Hi @Yaeger, I know you’ve also been in touch through email support but I wanted to follow up here on the issues you reported recovering your app after a single host in ams
became unavailable.
First, it looks like you were running an app with one Machine and an attached Volume, which can only be recovered by restoring a daily snapshot to a new volume and re-deploying. This is why we strongly recommend against a single Volume when running any app storing important data, or that needs to be highly-available (there are warnings all over our CLI and dashboard). It’s only okay for a couple very limited use-cases:
In a few cases, you can run a single Machine with an attached volume. For example, if your app is in development and you’re not yet worried about downtime or if you’re running an app that can handle downtime and has a custom backup procedure.

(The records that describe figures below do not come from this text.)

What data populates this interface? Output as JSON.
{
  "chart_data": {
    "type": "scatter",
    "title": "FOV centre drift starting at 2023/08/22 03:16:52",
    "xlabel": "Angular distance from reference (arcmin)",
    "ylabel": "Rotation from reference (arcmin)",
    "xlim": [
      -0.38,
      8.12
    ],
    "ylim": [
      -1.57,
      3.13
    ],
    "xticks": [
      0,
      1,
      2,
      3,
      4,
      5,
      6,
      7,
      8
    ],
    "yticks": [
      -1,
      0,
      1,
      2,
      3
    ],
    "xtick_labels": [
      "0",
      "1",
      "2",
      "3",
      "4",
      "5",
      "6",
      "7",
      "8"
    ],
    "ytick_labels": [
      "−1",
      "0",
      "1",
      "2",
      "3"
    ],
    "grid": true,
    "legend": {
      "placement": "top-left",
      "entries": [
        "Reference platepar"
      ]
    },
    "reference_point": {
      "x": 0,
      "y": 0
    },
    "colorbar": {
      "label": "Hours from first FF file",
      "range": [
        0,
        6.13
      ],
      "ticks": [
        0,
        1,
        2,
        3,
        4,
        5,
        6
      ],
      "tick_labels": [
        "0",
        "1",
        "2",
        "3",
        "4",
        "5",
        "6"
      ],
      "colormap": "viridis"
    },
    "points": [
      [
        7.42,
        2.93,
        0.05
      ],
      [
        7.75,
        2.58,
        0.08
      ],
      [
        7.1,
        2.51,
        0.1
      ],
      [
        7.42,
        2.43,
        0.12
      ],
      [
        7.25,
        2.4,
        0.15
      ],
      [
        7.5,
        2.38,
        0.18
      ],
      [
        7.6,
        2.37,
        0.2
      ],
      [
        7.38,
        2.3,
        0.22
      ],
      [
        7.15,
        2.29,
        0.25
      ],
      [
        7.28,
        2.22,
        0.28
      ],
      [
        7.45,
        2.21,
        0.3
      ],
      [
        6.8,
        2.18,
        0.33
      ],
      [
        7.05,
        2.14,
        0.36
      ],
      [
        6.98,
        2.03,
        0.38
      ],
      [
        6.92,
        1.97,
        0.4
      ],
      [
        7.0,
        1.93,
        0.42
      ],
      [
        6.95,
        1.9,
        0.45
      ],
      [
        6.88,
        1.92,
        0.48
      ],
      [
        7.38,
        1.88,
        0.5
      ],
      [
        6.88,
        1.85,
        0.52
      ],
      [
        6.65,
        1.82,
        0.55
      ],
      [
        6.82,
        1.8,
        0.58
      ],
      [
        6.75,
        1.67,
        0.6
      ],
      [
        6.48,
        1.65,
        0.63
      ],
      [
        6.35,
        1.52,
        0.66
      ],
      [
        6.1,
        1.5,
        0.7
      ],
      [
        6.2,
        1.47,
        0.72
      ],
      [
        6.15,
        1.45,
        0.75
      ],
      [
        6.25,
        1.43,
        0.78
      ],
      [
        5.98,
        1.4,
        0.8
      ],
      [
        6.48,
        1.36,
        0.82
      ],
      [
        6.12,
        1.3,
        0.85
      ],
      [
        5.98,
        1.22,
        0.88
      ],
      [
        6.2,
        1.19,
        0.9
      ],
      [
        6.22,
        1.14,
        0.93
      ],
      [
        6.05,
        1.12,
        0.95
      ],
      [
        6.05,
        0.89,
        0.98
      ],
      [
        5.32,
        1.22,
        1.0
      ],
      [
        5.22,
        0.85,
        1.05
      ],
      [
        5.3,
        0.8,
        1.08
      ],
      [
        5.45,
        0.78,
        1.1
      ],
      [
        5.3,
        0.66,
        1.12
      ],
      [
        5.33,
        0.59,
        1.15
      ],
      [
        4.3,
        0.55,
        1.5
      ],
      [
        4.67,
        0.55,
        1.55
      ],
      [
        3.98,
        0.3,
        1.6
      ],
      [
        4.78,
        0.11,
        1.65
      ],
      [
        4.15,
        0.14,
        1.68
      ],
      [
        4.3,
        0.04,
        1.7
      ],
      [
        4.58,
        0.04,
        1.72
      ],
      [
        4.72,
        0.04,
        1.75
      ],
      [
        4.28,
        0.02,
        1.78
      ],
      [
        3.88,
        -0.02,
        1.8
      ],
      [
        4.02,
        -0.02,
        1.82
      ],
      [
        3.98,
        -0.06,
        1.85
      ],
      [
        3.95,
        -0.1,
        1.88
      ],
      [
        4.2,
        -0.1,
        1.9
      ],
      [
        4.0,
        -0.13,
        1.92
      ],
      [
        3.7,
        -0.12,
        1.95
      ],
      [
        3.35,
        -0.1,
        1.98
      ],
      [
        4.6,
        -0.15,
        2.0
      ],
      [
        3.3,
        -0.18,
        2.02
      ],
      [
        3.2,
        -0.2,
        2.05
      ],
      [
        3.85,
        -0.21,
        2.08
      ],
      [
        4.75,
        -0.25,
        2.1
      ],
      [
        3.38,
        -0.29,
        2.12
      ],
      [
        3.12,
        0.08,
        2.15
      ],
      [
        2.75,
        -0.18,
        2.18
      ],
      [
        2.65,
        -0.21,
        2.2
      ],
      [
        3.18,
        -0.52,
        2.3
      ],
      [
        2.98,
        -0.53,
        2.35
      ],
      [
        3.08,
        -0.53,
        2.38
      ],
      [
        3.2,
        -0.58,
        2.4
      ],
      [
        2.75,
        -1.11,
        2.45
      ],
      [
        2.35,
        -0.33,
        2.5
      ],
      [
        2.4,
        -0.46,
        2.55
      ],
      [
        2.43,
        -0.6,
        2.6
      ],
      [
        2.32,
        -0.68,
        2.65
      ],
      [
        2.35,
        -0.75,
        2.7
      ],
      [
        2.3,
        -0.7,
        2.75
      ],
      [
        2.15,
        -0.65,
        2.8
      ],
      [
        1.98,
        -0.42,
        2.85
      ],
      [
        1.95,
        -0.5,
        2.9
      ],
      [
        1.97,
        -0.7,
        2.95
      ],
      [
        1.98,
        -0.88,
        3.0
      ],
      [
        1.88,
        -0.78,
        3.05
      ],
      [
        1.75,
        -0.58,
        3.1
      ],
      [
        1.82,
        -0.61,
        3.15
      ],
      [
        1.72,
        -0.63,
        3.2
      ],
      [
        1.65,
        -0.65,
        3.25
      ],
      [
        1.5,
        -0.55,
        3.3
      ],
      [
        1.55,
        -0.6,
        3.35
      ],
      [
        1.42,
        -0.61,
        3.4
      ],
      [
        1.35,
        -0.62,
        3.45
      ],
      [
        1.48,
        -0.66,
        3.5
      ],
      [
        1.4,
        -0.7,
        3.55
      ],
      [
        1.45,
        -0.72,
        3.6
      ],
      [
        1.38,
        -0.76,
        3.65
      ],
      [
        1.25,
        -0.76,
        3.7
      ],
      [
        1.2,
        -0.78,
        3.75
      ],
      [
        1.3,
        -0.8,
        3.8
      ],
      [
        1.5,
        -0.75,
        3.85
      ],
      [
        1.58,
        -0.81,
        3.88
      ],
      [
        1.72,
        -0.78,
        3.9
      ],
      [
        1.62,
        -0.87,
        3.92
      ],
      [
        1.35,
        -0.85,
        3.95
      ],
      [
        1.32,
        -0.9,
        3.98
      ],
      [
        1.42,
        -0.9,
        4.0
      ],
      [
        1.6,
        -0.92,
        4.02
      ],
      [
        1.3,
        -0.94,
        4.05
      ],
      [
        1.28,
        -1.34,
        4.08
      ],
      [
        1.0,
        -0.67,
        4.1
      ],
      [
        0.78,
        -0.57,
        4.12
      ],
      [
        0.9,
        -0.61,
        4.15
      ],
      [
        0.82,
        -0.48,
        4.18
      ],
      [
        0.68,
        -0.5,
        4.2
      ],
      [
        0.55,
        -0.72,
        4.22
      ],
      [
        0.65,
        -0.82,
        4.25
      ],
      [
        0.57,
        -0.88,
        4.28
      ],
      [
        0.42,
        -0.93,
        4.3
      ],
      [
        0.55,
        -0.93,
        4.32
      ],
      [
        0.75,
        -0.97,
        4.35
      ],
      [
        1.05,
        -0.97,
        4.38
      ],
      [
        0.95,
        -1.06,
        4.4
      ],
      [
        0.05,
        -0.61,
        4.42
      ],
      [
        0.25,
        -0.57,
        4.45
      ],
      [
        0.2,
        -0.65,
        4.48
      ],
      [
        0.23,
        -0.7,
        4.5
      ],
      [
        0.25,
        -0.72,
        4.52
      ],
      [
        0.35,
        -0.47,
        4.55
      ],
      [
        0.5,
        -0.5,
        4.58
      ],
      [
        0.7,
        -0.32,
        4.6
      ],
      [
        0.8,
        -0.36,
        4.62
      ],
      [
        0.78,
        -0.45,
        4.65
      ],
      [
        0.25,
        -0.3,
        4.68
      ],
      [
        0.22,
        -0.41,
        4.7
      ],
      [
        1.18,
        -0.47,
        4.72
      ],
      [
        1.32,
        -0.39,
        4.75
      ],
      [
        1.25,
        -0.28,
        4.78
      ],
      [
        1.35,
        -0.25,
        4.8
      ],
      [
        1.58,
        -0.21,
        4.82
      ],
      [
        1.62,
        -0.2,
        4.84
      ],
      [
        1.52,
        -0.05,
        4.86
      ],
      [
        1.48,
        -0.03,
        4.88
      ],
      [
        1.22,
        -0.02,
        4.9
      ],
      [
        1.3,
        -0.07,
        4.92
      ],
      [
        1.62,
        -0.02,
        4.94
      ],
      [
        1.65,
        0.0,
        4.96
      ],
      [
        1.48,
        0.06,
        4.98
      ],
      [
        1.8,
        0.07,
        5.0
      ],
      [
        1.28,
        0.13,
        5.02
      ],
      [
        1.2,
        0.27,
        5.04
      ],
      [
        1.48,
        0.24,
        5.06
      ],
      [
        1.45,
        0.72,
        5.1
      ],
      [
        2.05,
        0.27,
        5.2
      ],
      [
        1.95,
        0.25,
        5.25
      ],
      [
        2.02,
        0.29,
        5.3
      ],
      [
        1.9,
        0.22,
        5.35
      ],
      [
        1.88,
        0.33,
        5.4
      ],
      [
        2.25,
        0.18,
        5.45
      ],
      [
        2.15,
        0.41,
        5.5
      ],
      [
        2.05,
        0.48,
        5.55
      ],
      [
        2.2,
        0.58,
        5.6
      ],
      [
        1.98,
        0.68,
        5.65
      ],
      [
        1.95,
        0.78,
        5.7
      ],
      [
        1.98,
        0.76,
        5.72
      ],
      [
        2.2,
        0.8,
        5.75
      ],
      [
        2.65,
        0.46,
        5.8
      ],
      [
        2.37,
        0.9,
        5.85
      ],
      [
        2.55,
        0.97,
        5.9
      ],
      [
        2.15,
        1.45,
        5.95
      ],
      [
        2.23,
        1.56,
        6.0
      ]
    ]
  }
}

When a host is unavailable, you should expect 408 timeout errors for any Machine/Volume API operations. However, to help cleanup these resources after recovery, you can force-destroy a Machine on an unavailable host with fly machine destroy --force
- see Minimizing Impact of Dead Hosts: New Features and Recovery Techniques for more info about this new option.
The fly scale count
error you encountered was a bug that caused scale count
to fail on apps with unavailable Machines, and the opaque error message (“Oops, something went wrong!”) was not at all helpful for figuring out what was causing the failure. We’ve now published fixes for both of these issues - #3923 (fixing the regression in fly scale count
) was published in v0.2.127 and #3850 (showing stack traces for flyctl errors) will be included in the next release.